Both Wise and Kirkhope eventually left Rare. Wise drifted away in 2009, when Microsoft put Rare to work making motion-controlled games for the Kinect to compete directly with the Wii. "Gradually, the style of games changed from what I'd recognize as classic Rare games," he says. "I left when Rare was working on Kinect Sports."
Kirkhope was initially hopeful about the acquisition, which happened when Mike Fries was still the head of Microsoft Game Studios. "He was a real gamer so I had total confidence in what he thought Rare could do for Microsoft," he says. However, Fries left Microsoft in 2004, and Rare never seemed to receive the direction it needed to thrive under the huge company. "Microsoft bought Rare to provide broad appeal content for the Xbox, but we were just a small studio. There was no way we would be able to put out enough games for the console," Kirkhope says.
Kirkhope still composed successfully under Microsoft for a time. His score for Viva Pinata on the Xbox 360 was nominated in the 2007 British Academy Film Awards (BAFTA). When Rare founders Tim and Chris Stamper left the company in 2007, Kirkhope found himself disheartened. "When Tim and Chris left, it really mattered to me," he says. "I had such fond memories of working with Tim in my early days at Rare, so I missed that."
Kirkhope left Rare and went freelance in 2008, but he's optimistic about the studio he made music at for so many years. "I think it's taken Rare a long time to reinvent itself but with the success of Sea of Thieves, it looks like they've done it," he says.

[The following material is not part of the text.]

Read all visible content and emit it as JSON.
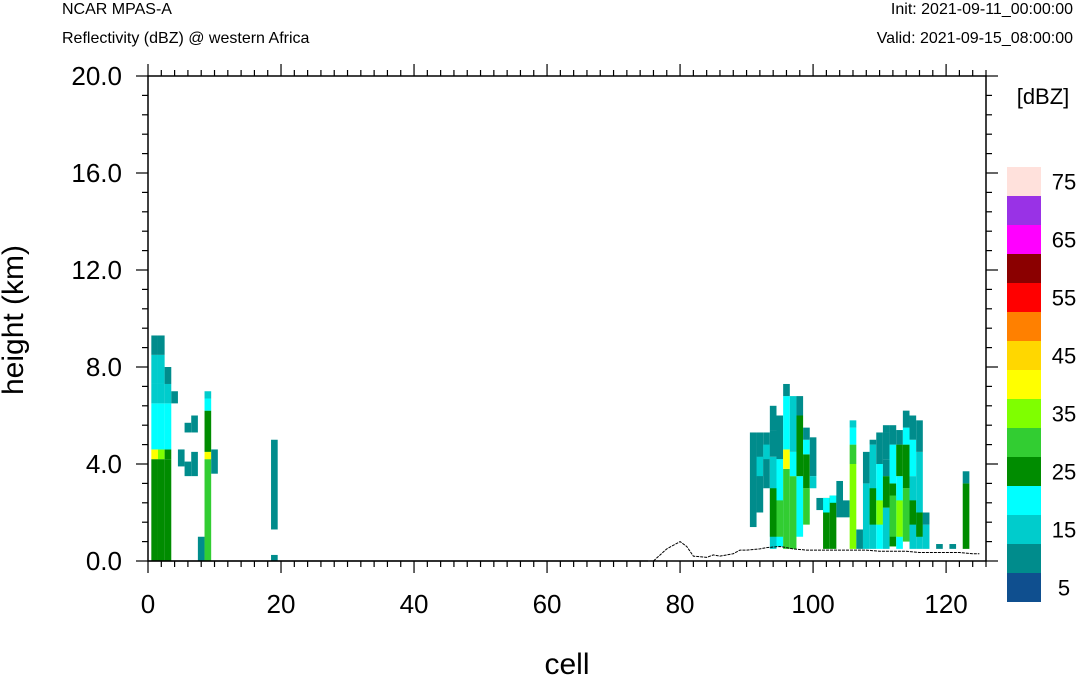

Despite their break from Rare, Wise and Kirkhope aren't lacking for projects. Wise is up to what he cheerfully tells me is "stuff!" though a lot of it is still under wraps. He's also workingon an upcoming album, Salamandos, which he's working on with former Rare character designer Kevin Bayliss. "Not only is Kevin a legendary character artist, responsible for the first 3D renders used for Donkey Kong Country, Killer Instinct, and Perfect Dark, he's also a great singer too," he tells me.

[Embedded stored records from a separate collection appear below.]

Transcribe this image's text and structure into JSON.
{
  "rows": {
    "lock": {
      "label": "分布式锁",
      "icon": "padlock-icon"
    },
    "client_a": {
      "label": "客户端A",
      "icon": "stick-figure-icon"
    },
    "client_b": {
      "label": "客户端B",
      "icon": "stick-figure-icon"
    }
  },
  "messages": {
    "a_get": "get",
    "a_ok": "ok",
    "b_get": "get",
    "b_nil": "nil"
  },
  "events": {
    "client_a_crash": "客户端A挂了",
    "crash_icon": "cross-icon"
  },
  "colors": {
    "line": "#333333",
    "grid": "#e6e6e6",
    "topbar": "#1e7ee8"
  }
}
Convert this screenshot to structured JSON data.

Kirkhope recently scored The Wrong Rock, an animated movie written and directed by Michael Cawood, who is also Rare alumni. He's currently at work on the score for a Hex Heroes, a real-time strategy game by Prismatic Games.
Both Wise and Kirkhope worked on the soundtracks for Playtonic's Yooka-Laylee (alongside former Rare composer Steve Burke), a spiritual successor to Rare's beloved 3D platformer for the N64, Banjo-Kazooie. They followed up with the soundtrack for 2019's Yooka-Laylee and the Impossible Lair, a 2D platformer that's very much in the vein of the modern Donkey Kong Country games engineered by Retro Studios.
Will Wise and Kirkhope pair up once again (or make a threesome with Burke) to score a symphony for Playtonic's chameleon and bat duo? Both seem to enjoy working with the Rare old guard that makes up much of Playtonic's staff, so it seems likely. Wise and Kirkhope no longer need to coax music out of 8-bit consoles or stuff game soundtracks onto cartridges, but the paths they forged in game music composition will never fade-and we appreciate that they're still traveling with gusto.